Penanganannya perlu melibatkan dokter spesialis lain, jelas dokter Eva. “Saya akan memberikan rekomendasi kepada dokter lain agar program kehamilan Bu Desta bisa berjalan sesuai rencana,” jelasnya lagi.
Mengikuti saran dokter Eva, kami kembali harus belajar bersabar. Tiga bulan terapi akhirnya membuahkan hasil, Desta pun hamil. Kegembiraan datang kepada kami sebagai sebuah keluarga.
“Des, akhirnya kita akan punya anak juga.”
“Terima kasih ayah.”
“Menurutmu jenis kelamin apa itu?”
“Gak usah mikirin gender, yang penting Tuhan kasih kita anak,” kata Desta.
Kami merawat kehamilan Desta di tiga bulan pertama, meski tubuhnya semakin lemah. Karena kondisi fisiknya yang melemah, saya memutuskan untuk membawanya ke UGD. Serangkaian pengobatan pun dilakukan, dokter Eva pun menanganinya.
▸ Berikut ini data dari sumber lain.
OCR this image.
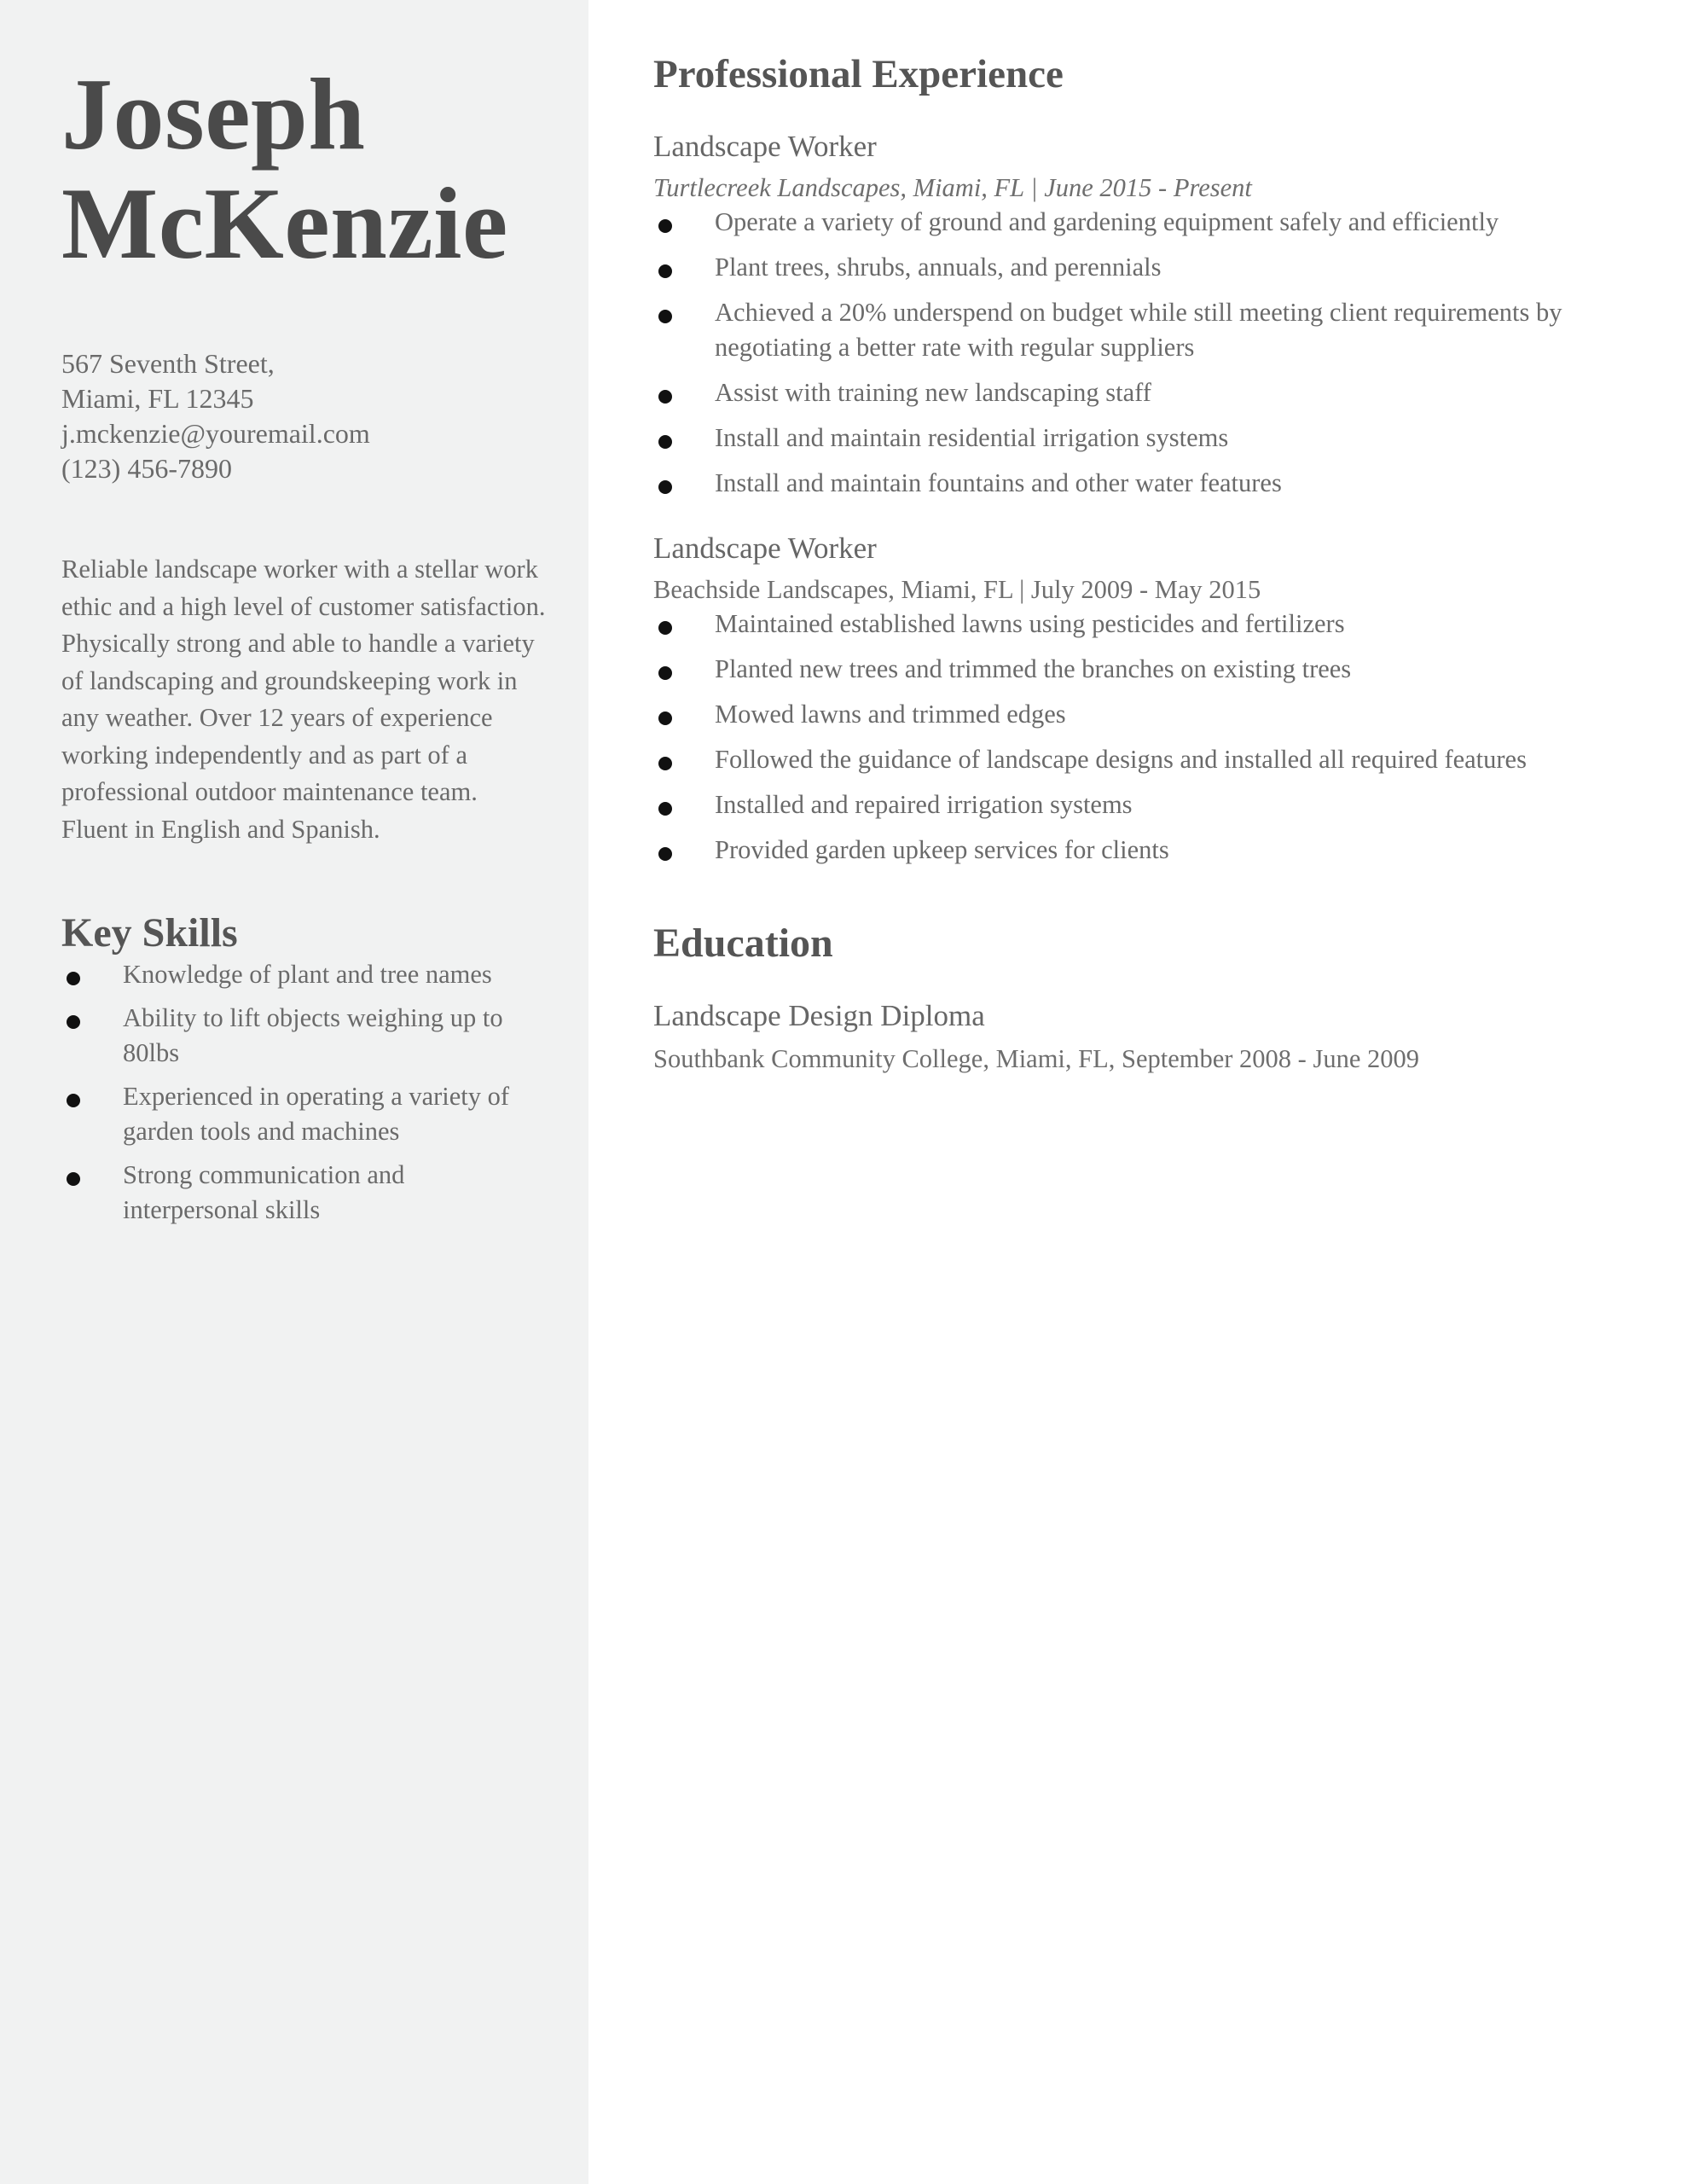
Joseph
McKenzie
567 Seventh Street,
Miami, FL 12345
j.mckenzie@youremail.com
(123) 456-7890

Reliable landscape worker with a stellar work ethic and a high level of customer satisfaction. Physically strong and able to handle a variety of landscaping and groundskeeping work in any weather. Over 12 years of experience working independently and as part of a professional outdoor maintenance team. Fluent in English and Spanish.

Key Skills
Knowledge of plant and tree names
Ability to lift objects weighing up to 80lbs
Experienced in operating a variety of garden tools and machines
Strong communication and interpersonal skills
Professional Experience
Landscape Worker
Turtlecreek Landscapes, Miami, FL | June 2015 - Present
Operate a variety of ground and gardening equipment safely and efficiently
Plant trees, shrubs, annuals, and perennials
Achieved a 20% underspend on budget while still meeting client requirements by negotiating a better rate with regular suppliers
Assist with training new landscaping staff
Install and maintain residential irrigation systems
Install and maintain fountains and other water features
Landscape Worker
Beachside Landscapes, Miami, FL | July 2009 - May 2015
Maintained established lawns using pesticides and fertilizers
Planted new trees and trimmed the branches on existing trees
Mowed lawns and trimmed edges
Followed the guidance of landscape designs and installed all required features
Installed and repaired irrigation systems
Provided garden upkeep services for clients
Education
Landscape Design Diploma
Southbank Community College, Miami, FL, September 2008 - June 2009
Keesokan harinya, kondisi Desta sudah membaik. Pagi itu, Dokter Eva memeriksa kondisi kandungan Desta. Tak lama kemudian suster memintaku masuk ke ruangan
inspeksi.
“Silahkan duduk pak” kata dokter Eva. “Kita harus menjaga istrimu.”
“Ada masalah apa, dok?”
“Maaf pak, ini masalah mola hidatidosa.”
Dokter juga menjelaskan apa itu mola hidatidosa. Hatiku akhirnya menjadi kacau karena ini. Kuret tidak diperlukan
Selesai. Dalam kegalauan hatiku, aku dikuatkan dengan kata boleh saja berencana, tapi Tuhan punya rencana yang lebih indah, pahamilah rencana Tuhan. Demikian pesan WhatsApp yang dikirimkan Martha. Saya merenung sejenak, akhirnya saya menyadari bahwa saya punya rencana, tetapi Dia, Sang Pencipta, punya rencana lain. Ingat pasti ada rencana Tuhan yang lebih indah, pesan lain dari Martha. Sepertinya saya harus belajar memahami rencana-Nya.